The problem exists in all application areas. “Most design teams and IP vendors within AI/ML have focusing on rule number one — provide processing horsepower matched to the workload,” says Steve Roddy, chief marketing officer at Quadric. “But they have neglected rule number two — don’t burden the application software developer. Most ML solutions have offloaded a portion of the graph processing from a legacy CPU or DSP, but not the entire ML graph workload. This further complicating the life of the software developer.”

Change is hard. “We want to get there,” says Cadence’s Wall. “It is an immensely challenging problem to have a software development environment completely decoupled from the architecture. Even if one does take advantage of something like OpenMP, there’s always going to be some level of architectural dependency.”
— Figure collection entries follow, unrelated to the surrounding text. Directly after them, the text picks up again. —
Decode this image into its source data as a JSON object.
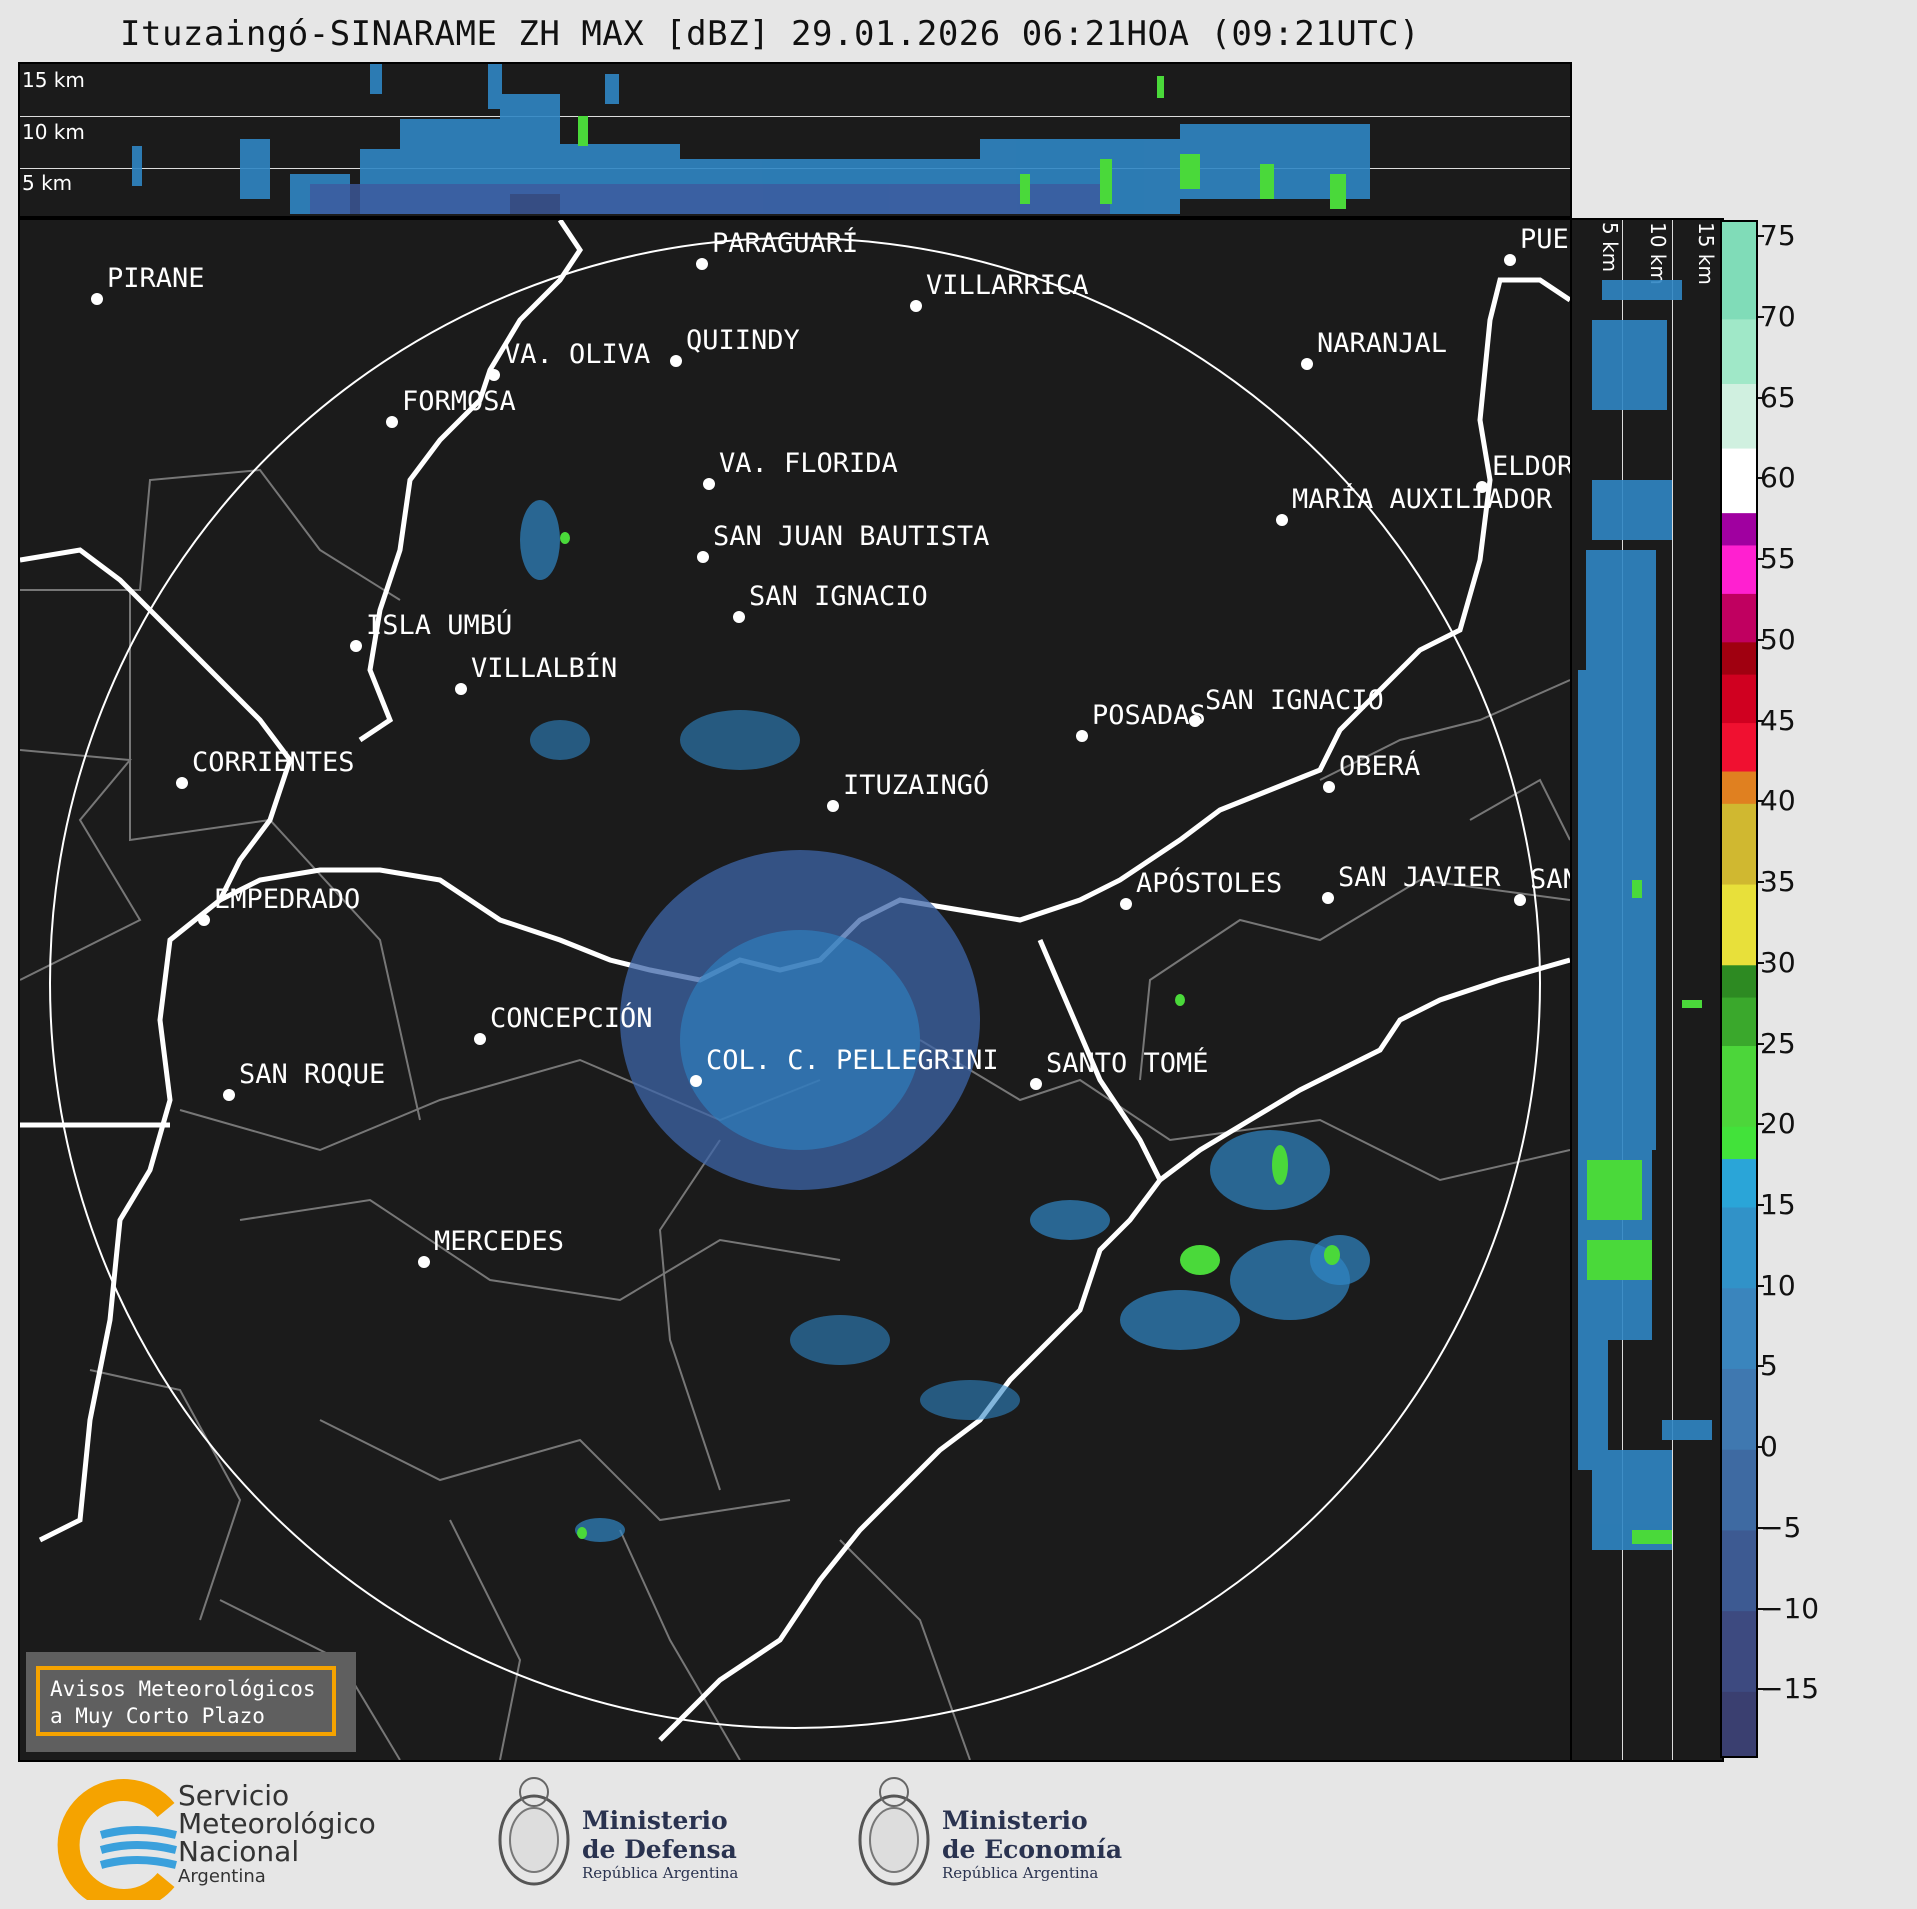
{
  "title": "Ituzaingó-SINARAME ZH MAX [dBZ] 29.01.2026 06:21HOA (09:21UTC)",
  "height_labels": [
    "15 km",
    "10 km",
    "5 km"
  ],
  "cities": [
    {
      "name": "PIRANE"
    },
    {
      "name": "PARAGUARÍ"
    },
    {
      "name": "VILLARRICA"
    },
    {
      "name": "PUER"
    },
    {
      "name": "QUIINDY"
    },
    {
      "name": "VA. OLIVA"
    },
    {
      "name": "NARANJAL"
    },
    {
      "name": "FORMOSA"
    },
    {
      "name": "VA. FLORIDA"
    },
    {
      "name": "ELDOR"
    },
    {
      "name": "MARÍA AUXILIADOR"
    },
    {
      "name": "SAN JUAN BAUTISTA"
    },
    {
      "name": "SAN IGNACIO"
    },
    {
      "name": "ISLA UMBÚ"
    },
    {
      "name": "VILLALBÍN"
    },
    {
      "name": "SAN IGNACIO"
    },
    {
      "name": "POSADAS"
    },
    {
      "name": "CORRIENTES"
    },
    {
      "name": "ITUZAINGÓ"
    },
    {
      "name": "OBERÁ"
    },
    {
      "name": "APÓSTOLES"
    },
    {
      "name": "SAN JAVIER"
    },
    {
      "name": "SAN"
    },
    {
      "name": "EMPEDRADO"
    },
    {
      "name": "CONCEPCIÓN"
    },
    {
      "name": "COL. C. PELLEGRINI"
    },
    {
      "name": "SANTO TOMÉ"
    },
    {
      "name": "SAN ROQUE"
    },
    {
      "name": "MERCEDES"
    }
  ],
  "colorbar": {
    "ticks": [
      "75",
      "70",
      "65",
      "60",
      "55",
      "50",
      "45",
      "40",
      "35",
      "30",
      "25",
      "20",
      "15",
      "10",
      "5",
      "0",
      "−5",
      "−10",
      "−15"
    ],
    "range": [
      -19,
      76
    ]
  },
  "aviso": {
    "line1": "Avisos Meteorológicos",
    "line2": "a Muy Corto Plazo"
  },
  "logos": {
    "smn": {
      "line1": "Servicio",
      "line2": "Meteorológico",
      "line3": "Nacional",
      "line4": "Argentina"
    },
    "defensa": {
      "line1": "Ministerio",
      "line2": "de Defensa",
      "line3": "República Argentina"
    },
    "economia": {
      "line1": "Ministerio",
      "line2": "de Economía",
      "line3": "República Argentina"
    }
  },
  "colors": {
    "background": "#1b1b1b",
    "echo_low": "#2f86c4",
    "echo_mid": "#4ad93a",
    "border": "#ffffff",
    "aviso_frame": "#f5a300"
  }
}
So much is being left on the table. “What you leave on the table in terms of performance and efficiency — and the overall capability of the system when you design the hardware, and then chuck it over the wall or sell it to another company and then write the software — is huge,” says Klein. “There’s so much loss of capability, there’s so much loss of efficiency, so much loss of performance. I know of very few organizations where the necessary people sit down and design the hardware while thinking about the architecture of the software that’s going to run on it. What they’re almost always focused on is designing hardware to run any single-threaded application and trying to fit it in that mold. That may be starting to break down.”

It takes a team. “Understanding the issues takes a team effort,” says Schirrmeister. “It requires a set of architects and is an incredibly complex task. At the same time, system complexity is growing tremendously fast. We are approaching an era where the tools may become connected enough for this to actually work. We are connecting the tools vertically, and some flows are in place. There are some of the architecture optimization tools. We certainly don’t have the people who can run it all, so that’s an education problem. But if you combine it with machine learning and AI, then we have a chance — if you can afford the cycles to go through meaningful variations.”

Conclusion
For the past 25 years, people have been looking at the potential for system-level tools that could encompass hardware and software. Being able to optimize both and map one to the other has obvious advantages, but they clearly have never been enough to overcome the issue of software productivity. Getting to market faster is more important than a product that operates faster, consumes less power, or is cheaper. Many in the industry think that change is inevitable, but they have been wrong for a long time.